# How much should a puppy sleep



## osurn67

I adopted a Eskimo Spitz/Collie mix who is now 3m old. I am wondering what the average amount a puppy sleeps in a 24 hour time period. We get up about 7am and I walk her she plays for a few hours then sleeps about 2 or 3 hours in the early afternoon she is up from approx 5p until we got to bed between 10 and 11. I also take her out every 4 hours during the night to potty (she sleeps in a crate by our bed during the night. She may take a few short naps in the day but always takes a long nap in the early afternoon. She usually gets a long walk in the AM and the evening. Thanks in advance for the info.
Kim
Annie 3m


----------



## TooneyDogs

Dogs 'need' an average of 10.8 hours of sleep a day but will usually sleep 16-18 hours out of 24. That of course varies slightly day to day.


----------



## Poly

osurn67 - your dog is doing fine. I would not worry. Puppies do tend to sleep more than adults so there's nothing unusual about her schedule. 
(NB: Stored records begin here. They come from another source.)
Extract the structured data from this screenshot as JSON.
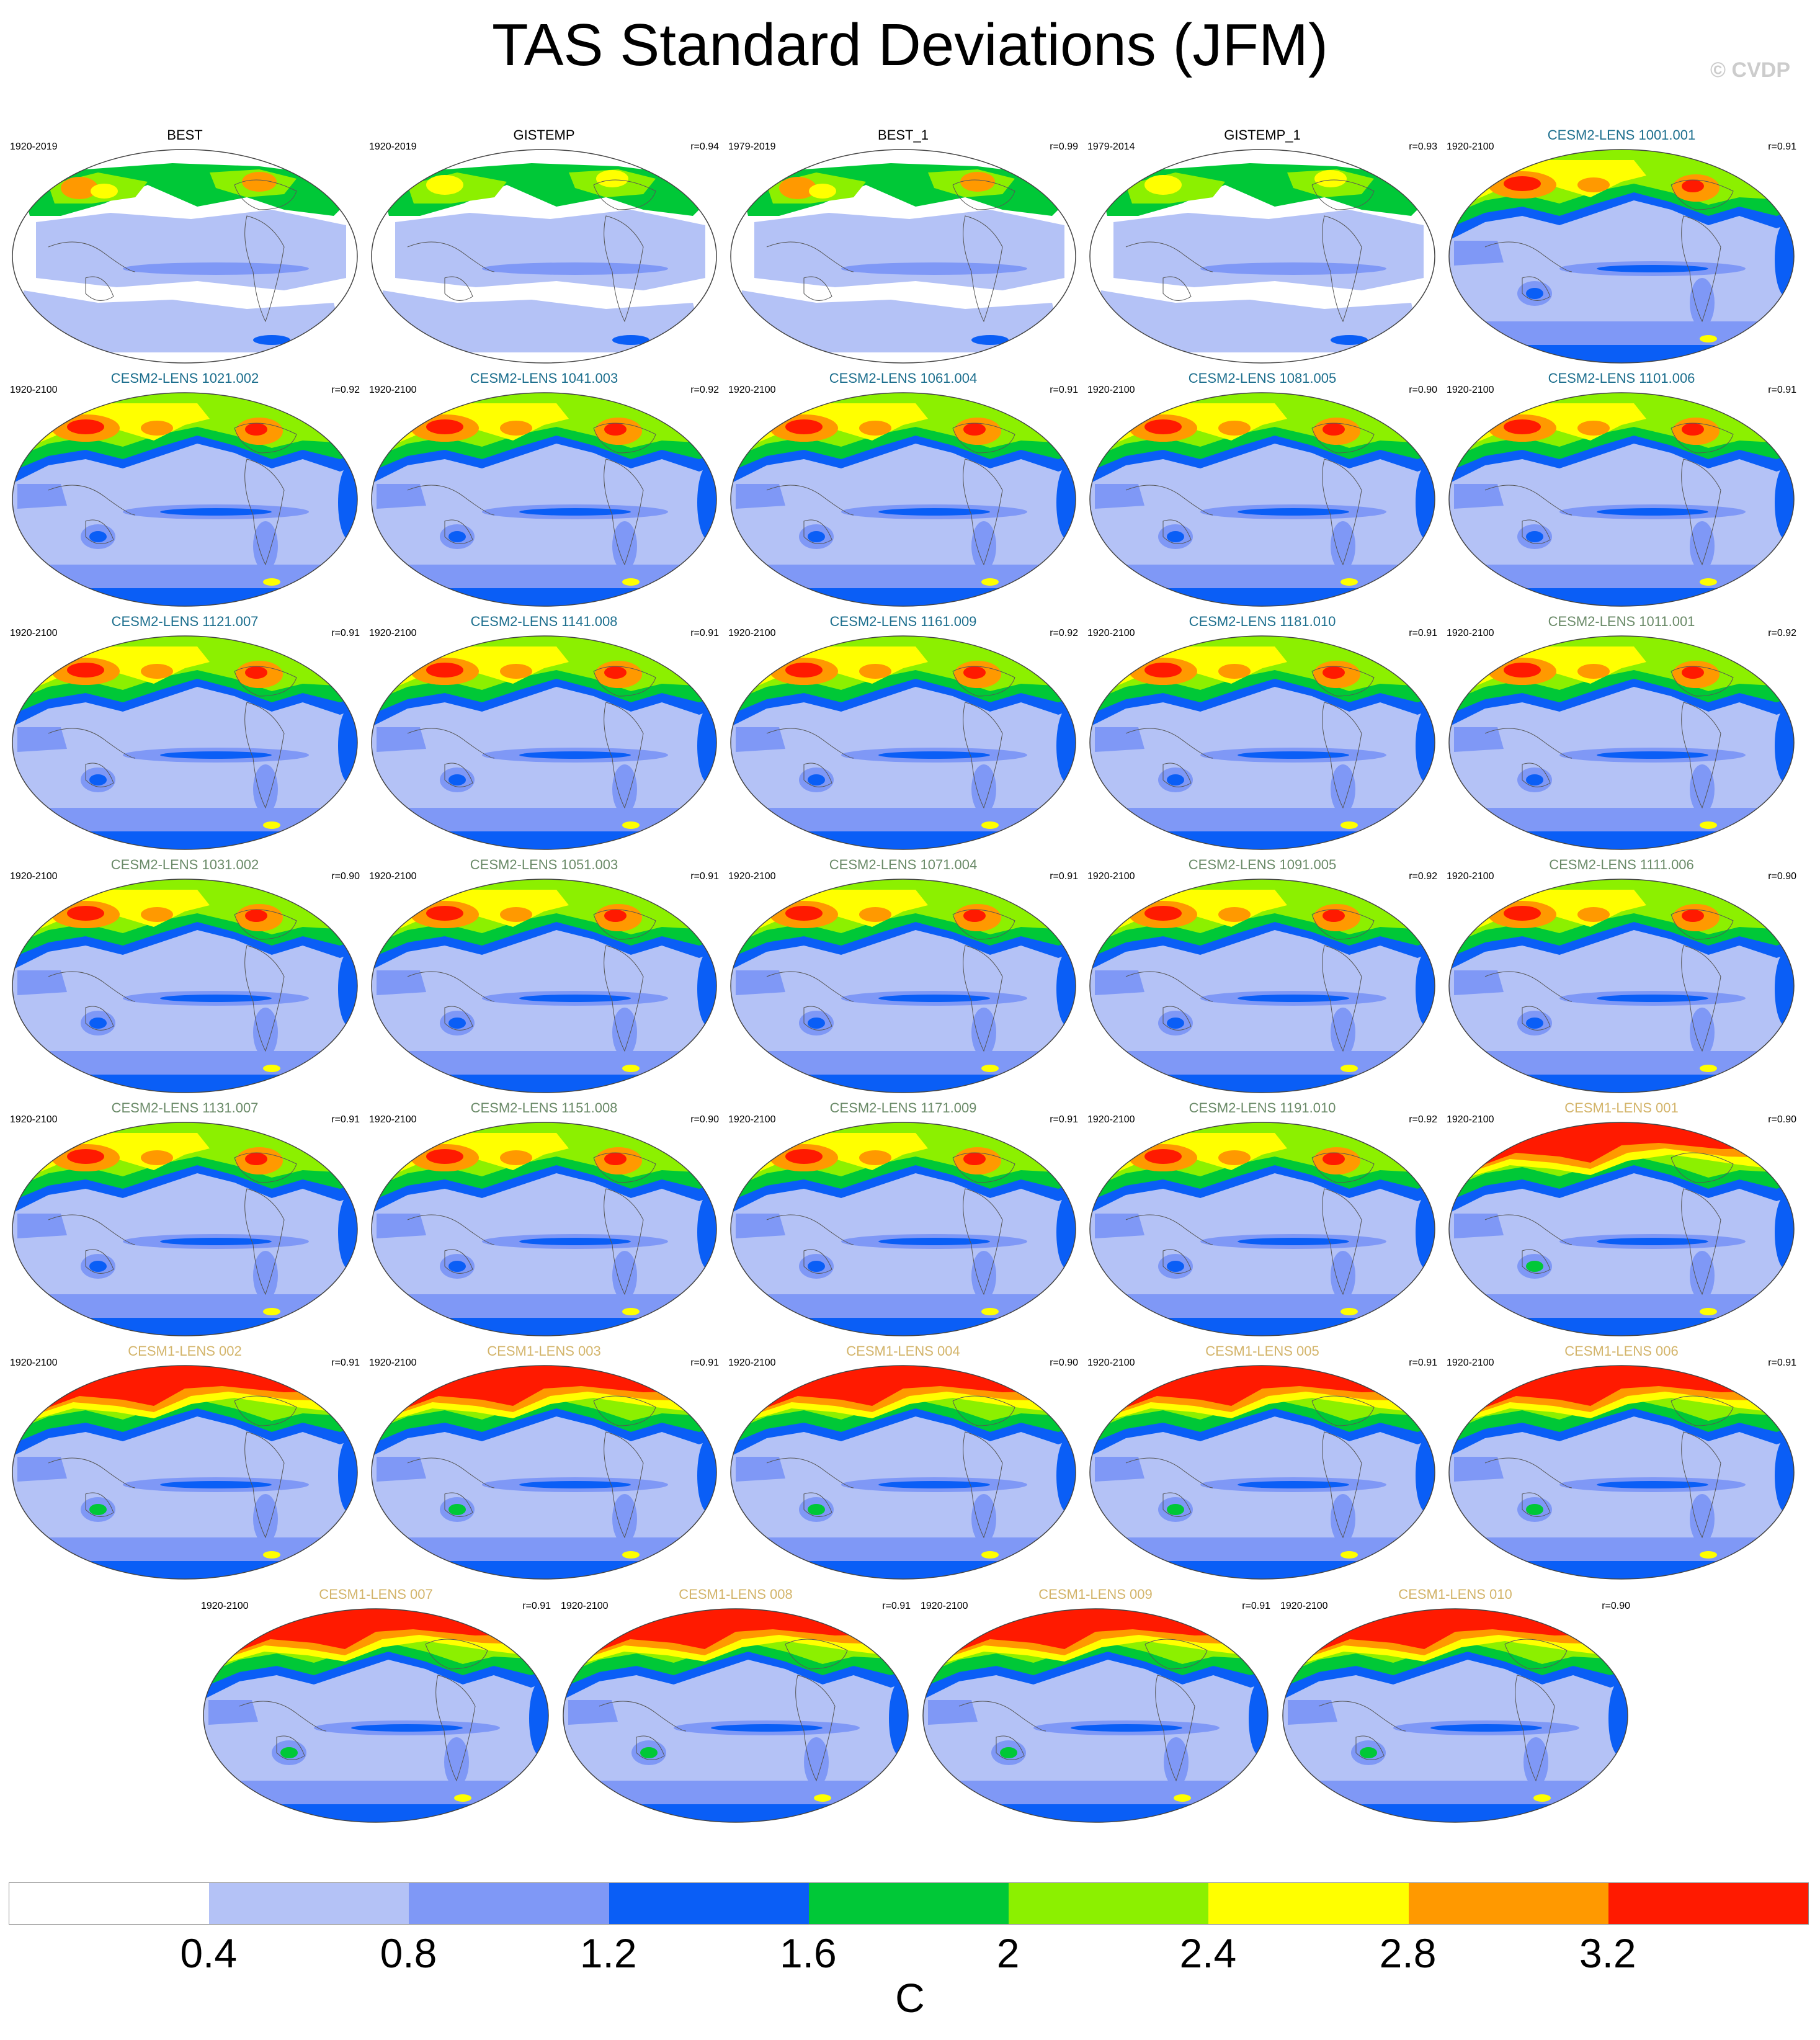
{
  "title": "TAS Standard Deviations (JFM)",
  "watermark": "© CVDP",
  "colorbar": {
    "colors": [
      "#ffffff",
      "#b4c2f6",
      "#7f98f6",
      "#0a5ef6",
      "#00c837",
      "#8cf000",
      "#ffff00",
      "#ff9900",
      "#ff1a00"
    ],
    "tick_labels": [
      "0.4",
      "0.8",
      "1.2",
      "1.6",
      "2",
      "2.4",
      "2.8",
      "3.2"
    ],
    "units": "C"
  },
  "title_colors": {
    "obs": "#000000",
    "cesm2_smbb": "#1d6f8e",
    "cesm2_cmip6": "#6a8a68",
    "cesm1": "#d3b46a"
  },
  "panels": [
    {
      "title": "BEST",
      "period": "1920-2019",
      "corr": "",
      "group": "obs",
      "style": "obs"
    },
    {
      "title": "GISTEMP",
      "period": "1920-2019",
      "corr": "r=0.94",
      "group": "obs",
      "style": "obs2"
    },
    {
      "title": "BEST_1",
      "period": "1979-2019",
      "corr": "r=0.99",
      "group": "obs",
      "style": "obs"
    },
    {
      "title": "GISTEMP_1",
      "period": "1979-2014",
      "corr": "r=0.93",
      "group": "obs",
      "style": "obs2"
    },
    {
      "title": "CESM2-LENS 1001.001",
      "period": "1920-2100",
      "corr": "r=0.91",
      "group": "cesm2_smbb",
      "style": "c2"
    },
    {
      "title": "CESM2-LENS 1021.002",
      "period": "1920-2100",
      "corr": "r=0.92",
      "group": "cesm2_smbb",
      "style": "c2"
    },
    {
      "title": "CESM2-LENS 1041.003",
      "period": "1920-2100",
      "corr": "r=0.92",
      "group": "cesm2_smbb",
      "style": "c2"
    },
    {
      "title": "CESM2-LENS 1061.004",
      "period": "1920-2100",
      "corr": "r=0.91",
      "group": "cesm2_smbb",
      "style": "c2"
    },
    {
      "title": "CESM2-LENS 1081.005",
      "period": "1920-2100",
      "corr": "r=0.90",
      "group": "cesm2_smbb",
      "style": "c2"
    },
    {
      "title": "CESM2-LENS 1101.006",
      "period": "1920-2100",
      "corr": "r=0.91",
      "group": "cesm2_smbb",
      "style": "c2"
    },
    {
      "title": "CESM2-LENS 1121.007",
      "period": "1920-2100",
      "corr": "r=0.91",
      "group": "cesm2_smbb",
      "style": "c2"
    },
    {
      "title": "CESM2-LENS 1141.008",
      "period": "1920-2100",
      "corr": "r=0.91",
      "group": "cesm2_smbb",
      "style": "c2"
    },
    {
      "title": "CESM2-LENS 1161.009",
      "period": "1920-2100",
      "corr": "r=0.92",
      "group": "cesm2_smbb",
      "style": "c2"
    },
    {
      "title": "CESM2-LENS 1181.010",
      "period": "1920-2100",
      "corr": "r=0.91",
      "group": "cesm2_smbb",
      "style": "c2"
    },
    {
      "title": "CESM2-LENS 1011.001",
      "period": "1920-2100",
      "corr": "r=0.92",
      "group": "cesm2_cmip6",
      "style": "c2"
    },
    {
      "title": "CESM2-LENS 1031.002",
      "period": "1920-2100",
      "corr": "r=0.90",
      "group": "cesm2_cmip6",
      "style": "c2"
    },
    {
      "title": "CESM2-LENS 1051.003",
      "period": "1920-2100",
      "corr": "r=0.91",
      "group": "cesm2_cmip6",
      "style": "c2"
    },
    {
      "title": "CESM2-LENS 1071.004",
      "period": "1920-2100",
      "corr": "r=0.91",
      "group": "cesm2_cmip6",
      "style": "c2"
    },
    {
      "title": "CESM2-LENS 1091.005",
      "period": "1920-2100",
      "corr": "r=0.92",
      "group": "cesm2_cmip6",
      "style": "c2"
    },
    {
      "title": "CESM2-LENS 1111.006",
      "period": "1920-2100",
      "corr": "r=0.90",
      "group": "cesm2_cmip6",
      "style": "c2"
    },
    {
      "title": "CESM2-LENS 1131.007",
      "period": "1920-2100",
      "corr": "r=0.91",
      "group": "cesm2_cmip6",
      "style": "c2"
    },
    {
      "title": "CESM2-LENS 1151.008",
      "period": "1920-2100",
      "corr": "r=0.90",
      "group": "cesm2_cmip6",
      "style": "c2"
    },
    {
      "title": "CESM2-LENS 1171.009",
      "period": "1920-2100",
      "corr": "r=0.91",
      "group": "cesm2_cmip6",
      "style": "c2"
    },
    {
      "title": "CESM2-LENS 1191.010",
      "period": "1920-2100",
      "corr": "r=0.92",
      "group": "cesm2_cmip6",
      "style": "c2"
    },
    {
      "title": "CESM1-LENS 001",
      "period": "1920-2100",
      "corr": "r=0.90",
      "group": "cesm1",
      "style": "c1"
    },
    {
      "title": "CESM1-LENS 002",
      "period": "1920-2100",
      "corr": "r=0.91",
      "group": "cesm1",
      "style": "c1"
    },
    {
      "title": "CESM1-LENS 003",
      "period": "1920-2100",
      "corr": "r=0.91",
      "group": "cesm1",
      "style": "c1"
    },
    {
      "title": "CESM1-LENS 004",
      "period": "1920-2100",
      "corr": "r=0.90",
      "group": "cesm1",
      "style": "c1"
    },
    {
      "title": "CESM1-LENS 005",
      "period": "1920-2100",
      "corr": "r=0.91",
      "group": "cesm1",
      "style": "c1"
    },
    {
      "title": "CESM1-LENS 006",
      "period": "1920-2100",
      "corr": "r=0.91",
      "group": "cesm1",
      "style": "c1"
    },
    {
      "title": "CESM1-LENS 007",
      "period": "1920-2100",
      "corr": "r=0.91",
      "group": "cesm1",
      "style": "c1"
    },
    {
      "title": "CESM1-LENS 008",
      "period": "1920-2100",
      "corr": "r=0.91",
      "group": "cesm1",
      "style": "c1"
    },
    {
      "title": "CESM1-LENS 009",
      "period": "1920-2100",
      "corr": "r=0.91",
      "group": "cesm1",
      "style": "c1"
    },
    {
      "title": "CESM1-LENS 010",
      "period": "1920-2100",
      "corr": "r=0.90",
      "group": "cesm1",
      "style": "c1"
    }
  ]
}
One suggestion - if you take her out more often during the day and withhold food and water after 7:30 PM or thereabouts, and then take her out again just before turning in for the night, she should start to stay all night without the need to take go out again until the next morning. Maybe not every night, but more and more. If you start that now, by about 4 months old she should have it down pat.


----------



## poodleaddict

Wow your puppy sleeps less than mine! We have a 3 month old who we have to drag out of his crate in the morning to go potty than he wants to come back inside and go back to sleep more! He wants to sleep ALL day and will get a few spurts of rambunctiousness here and there through the late afternoon and early evening. He's not sick has a clean bill of health from the vets he's just lazy.

My vet said puppies, like human babies, need a lot more sleep than adults.


----------